Forbes & Lomax — A linguagem dos acabamentos
Forbes & Lomax: a precisão do detalhe — a poética dos acabamentos
Num universo onde o detalhe é frequentemente subordinado à função, a Forbes & Lomax constrói a sua identidade precisamente a partir do detalhe. Mais do que uma marca de interruptores e tomadas, assume-se como uma exploração contínua da relação entre matéria, superfície e arquitetura. Os seus acabamentos não são meramente decorativos — são a essência da linguagem que define cada peça.
A gramática da matéria
A coleção de acabamentos da Forbes & Lomax revela uma abordagem quase arquitetónica ao design de objetos elétricos. Cada superfície é pensada como uma extensão do espaço que a envolve, seja através da sua capacidade de desaparecer ou de se afirmar com subtil presença.

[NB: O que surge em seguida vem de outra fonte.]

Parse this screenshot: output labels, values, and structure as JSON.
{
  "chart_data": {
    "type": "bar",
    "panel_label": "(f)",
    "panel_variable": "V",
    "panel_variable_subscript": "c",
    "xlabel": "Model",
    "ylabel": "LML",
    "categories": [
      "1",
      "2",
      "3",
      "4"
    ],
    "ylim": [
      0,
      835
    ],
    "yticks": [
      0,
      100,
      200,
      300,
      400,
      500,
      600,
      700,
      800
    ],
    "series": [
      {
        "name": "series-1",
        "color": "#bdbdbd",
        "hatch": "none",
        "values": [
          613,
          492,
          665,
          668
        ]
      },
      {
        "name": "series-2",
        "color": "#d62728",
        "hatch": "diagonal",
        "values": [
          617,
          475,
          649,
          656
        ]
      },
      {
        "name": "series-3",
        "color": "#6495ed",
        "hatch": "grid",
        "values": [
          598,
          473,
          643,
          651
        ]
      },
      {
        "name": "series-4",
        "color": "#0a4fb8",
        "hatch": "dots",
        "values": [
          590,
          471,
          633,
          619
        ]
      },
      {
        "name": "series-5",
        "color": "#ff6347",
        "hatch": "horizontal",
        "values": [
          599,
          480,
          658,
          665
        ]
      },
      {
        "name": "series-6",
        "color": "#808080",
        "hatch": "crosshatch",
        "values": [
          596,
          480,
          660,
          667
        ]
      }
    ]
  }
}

No centro desta filosofia encontra-se a ideia de integração: o objeto não interrompe o ambiente, mas participa nele. Esta intenção manifesta-se tanto nos acabamentos mais discretos como nos mais expressivos, criando um sistema coerente onde todos os elementos partilham a mesma disciplina formal.
Invisible: o desaparecimento como luxo
O acabamento Invisible é talvez a expressão mais emblemática desta filosofia. Uma placa em acrílico transparente permite que a parede continue visualmente ininterrupta, fazendo com que a cor, o papel ou a textura do espaço atravessem o objeto.
Aqui, o acabamento não é superfície — é ausência. O luxo reside precisamente nessa contenção: na capacidade de reduzir a presença física ao mínimo, sem comprometer a precisão técnica ou a sofisticação do detalhe.
Metais vivos: o tempo como acabamento
Em contraste com a invisibilidade, os acabamentos em metais introduzem uma dimensão tátil e evolutiva. Latão, níquel, aço inoxidável ou bronze não são tratados como superfícies fixas, mas como materiais vivos.
Particularmente no latão não lacado, a passagem do tempo torna-se parte integrante do design. A oxidação e o uso diário criam uma pátina única, transformando cada peça num registo silencioso do espaço que habita. O acabamento deixa de ser um estado final para se tornar um processo contínuo.
Contenção e equilíbrio
Outros acabamentos, como os metais escovados ou o aço inoxidável, introduzem uma leitura mais contemporânea e arquitetónica. A sua neutralidade controlada permite uma integração natural em contextos modernos, onde a clareza formal e a sobriedade visual são essenciais.
Nestes casos, o acabamento funciona como mediador entre tecnologia e espaço, oferecendo precisão sem ruído visual.
A superfície como identidade
A Forbes & Lomax demonstra que o acabamento não é um detalhe secundário, mas uma decisão estrutural de design. Cada escolha de material define a forma como o objeto interage com a arquitetura, com a luz e com o toque.
Mesmo nos sistemas mais discretos, existe uma intenção clara: reduzir o excesso, eliminar a distração e valorizar a experiência espacial. O acabamento torna-se, assim, uma forma de linguagem silenciosa.
Entre presença e ausência
O verdadeiro equilíbrio da marca reside na capacidade de operar entre dois polos: a invisibilidade absoluta e a presença material refinada. De um lado, a dissolução do objeto no espaço; do outro, a afirmação do material enquanto elemento arquitetónico.
É nesta dualidade que a Forbes & Lomax constrói a sua identidade. Não através da exuberância, mas através da precisão. Não através da multiplicação de gestos, mas através da consistência do detalhe.
Uma estética de permanência
Num contexto onde os interiores são frequentemente guiados por tendências rápidas, os acabamentos da Forbes & Lomax afirmam uma ideia diferente de tempo. São concebidos para permanecer — não apenas fisicamente, mas também visualmente.
A sua relevância não depende da moda, mas da qualidade intrínseca da matéria e da forma como esta envelhece, reage e se integra no espaço ao longo dos anos.
Os acabamentos da Forbes & Lomax representam, assim, uma das expressões mais subtis do design contemporâneo: uma estética onde o essencial não é o que se acrescenta, mas o que se remove — ou o que se deixa evoluir.
No final, o verdadeiro luxo não está na superfície em si, mas na forma como esta permite que o espaço respire através dela.